There's no need. Stay at home, stay protected, and don't take an unnecessary risk because you can't be mildly inconvenienced to save someone else's life.



Really starting to get sick of this moral posturing. 1 year isn't a "mild inconvenience", the lockdown have been absolutely devastating to many many people, but of course you wouldn't know that because you probably WFH on a comfy salary for a tech company?


Once again, you misread.

I said their specific reasoning is a mild inconvenience.

And no, funnily enough, I'm unemployed (working on an early stage startup) and my savings are in the low triple digits -- total -- thanks to the pandemic. Might want to start limiting the number of assumptions you make.


> you can't be mildly inconvenienced to save someone else's life.

A major disruption for a year isn't a "mild inconvenience." The longer this goes on, expect more and more people to feel like GP.


> "Do I want to lose a year+ of my life not doing what I enjoy?"

Sounds like a mild inconvenience to me. Any other reason wouldn't be.


And of not doing what you want. At a year, you start going through math around the likelihood you'd die from the virus and realizing that even with a 1% mortality rate, for someone with the whole life ahead of them, the time/opportunity EV is negative.

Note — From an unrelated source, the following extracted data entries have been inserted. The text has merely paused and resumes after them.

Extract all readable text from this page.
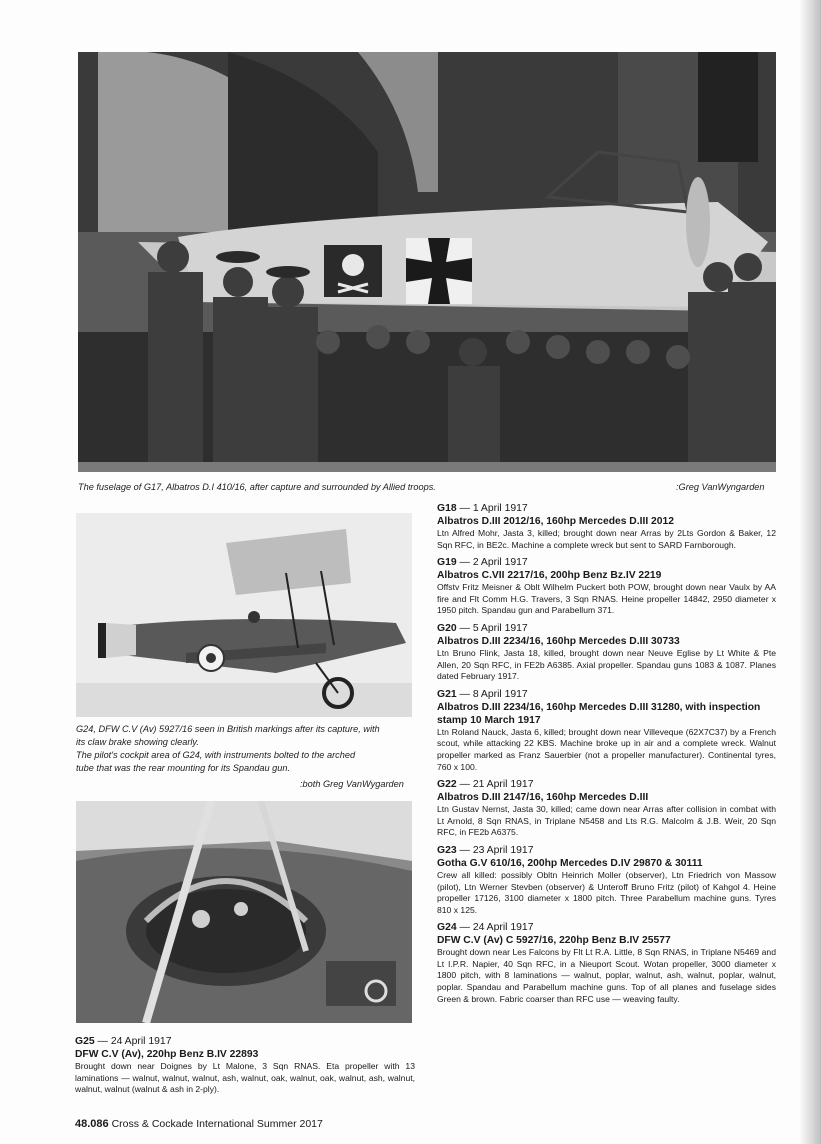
The fuselage of G17, Albatros D.I 410/16, after capture and surrounded by Allied troops.	:Greg VanWyngarden
G24, DFW C.V (Av) 5927/16 seen in British markings after its capture, with
its claw brake showing clearly.
The pilot's cockpit area of G24, with instruments bolted to the arched
tube that was the rear mounting for its Spandau gun.
:both Greg VanWygarden
G18 — 1 April 1917
Albatros D.III 2012/16, 160hp Mercedes D.III 2012
Ltn Alfred Mohr, Jasta 3, killed; brought down near Arras by 2Lts Gordon & Baker, 12 Sqn RFC, in BE2c. Machine a complete wreck but sent to SARD Farnborough.
G19 — 2 April 1917
Albatros C.VII 2217/16, 200hp Benz Bz.IV 2219
Offstv Fritz Meisner & Oblt Wilhelm Puckert both POW, brought down near Vaulx by AA fire and Flt Comm H.G. Travers, 3 Sqn RNAS. Heine propeller 14842, 2950 diameter x 1950 pitch. Spandau gun and Parabellum 371.
G20 — 5 April 1917
Albatros D.III 2234/16, 160hp Mercedes D.III 30733
Ltn Bruno Flink, Jasta 18, killed, brought down near Neuve Eglise by Lt White & Pte Allen, 20 Sqn RFC, in FE2b A6385. Axial propeller. Spandau guns 1083 & 1087. Planes dated February 1917.
G21 — 8 April 1917
Albatros D.III 2234/16, 160hp Mercedes D.III 31280, with inspection stamp 10 March 1917
Ltn Roland Nauck, Jasta 6, killed; brought down near Villeveque (62X7C37) by a French scout, while attacking 22 KBS. Machine broke up in air and a complete wreck. Walnut propeller marked as Franz Sauerbier (not a propeller manufacturer). Continental tyres, 760 x 100.
G22 — 21 April 1917
Albatros D.III 2147/16, 160hp Mercedes D.III
Ltn Gustav Nernst, Jasta 30, killed; came down near Arras after collision in combat with Lt Arnold, 8 Sqn RNAS, in Triplane N5458 and Lts R.G. Malcolm & J.B. Weir, 20 Sqn RFC, in FE2b A6375.
G23 — 23 April 1917
Gotha G.V 610/16, 200hp Mercedes D.IV 29870 & 30111
Crew all killed: possibly Obltn Heinrich Moller (observer), Ltn Friedrich von Massow (pilot), Ltn Werner Stevben (observer) & Unteroff Bruno Fritz (pilot) of Kahgol 4. Heine propeller 17126, 3100 diameter x 1800 pitch. Three Parabellum machine guns. Tyres 810 x 125.
G24 — 24 April 1917
DFW C.V (Av) C 5927/16, 220hp Benz B.IV 25577
Brought down near Les Falcons by Flt Lt R.A. Little, 8 Sqn RNAS, in Triplane N5469 and Lt I.P.R. Napier, 40 Sqn RFC, in a Nieuport Scout. Wotan propeller, 3000 diameter x 1800 pitch, with 8 laminations — walnut, poplar, walnut, ash, walnut, poplar, walnut, poplar. Spandau and Parabellum machine guns. Top of all planes and fuselage sides Green & brown. Fabric coarser than RFC use — weaving faulty.
G25 — 24 April 1917
DFW C.V (Av), 220hp Benz B.IV 22893
Brought down near Doignes by Lt Malone, 3 Sqn RNAS. Eta propeller with 13 laminations — walnut, walnut, walnut, ash, walnut, oak, walnut, oak, walnut, ash, walnut, walnut, walnut (walnut & ash in 2-ply).
48.086 Cross & Cockade International Summer 2017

There are people who set a monetary value on human life, and we have good estimates on that. What we don't have a good number for is what's the value of different degrees of freedom. Is a life where traveling is impractical, meeting people is challenging, you can't go to Disneyland, all that stuff, is it worth 75% of a life at 2019 levels? I don't mean this economically, I mean this as living life.


> , you start going through math around the likelihood you'd die from the virus and realizing that even with a 1% mortality rate, for someone with the whole life ahead of them, the time/opportunity EV is negative.

Could you elaborate on this? By EV you mean the expected value?


Yeah. It's not quite the same as EV, but the idea is that living one year of your life 75% "fully" is like reducing your life expectancy by 3 months. If you have another 50 years to live, if the choice is between 75% fully and any less than a 1 in 200 chance of dying or having lasting complications, you take your chances. Where this gets awkward is the elderly because it takes away one of their five good years left, but the alternative is a 15% chance of dying.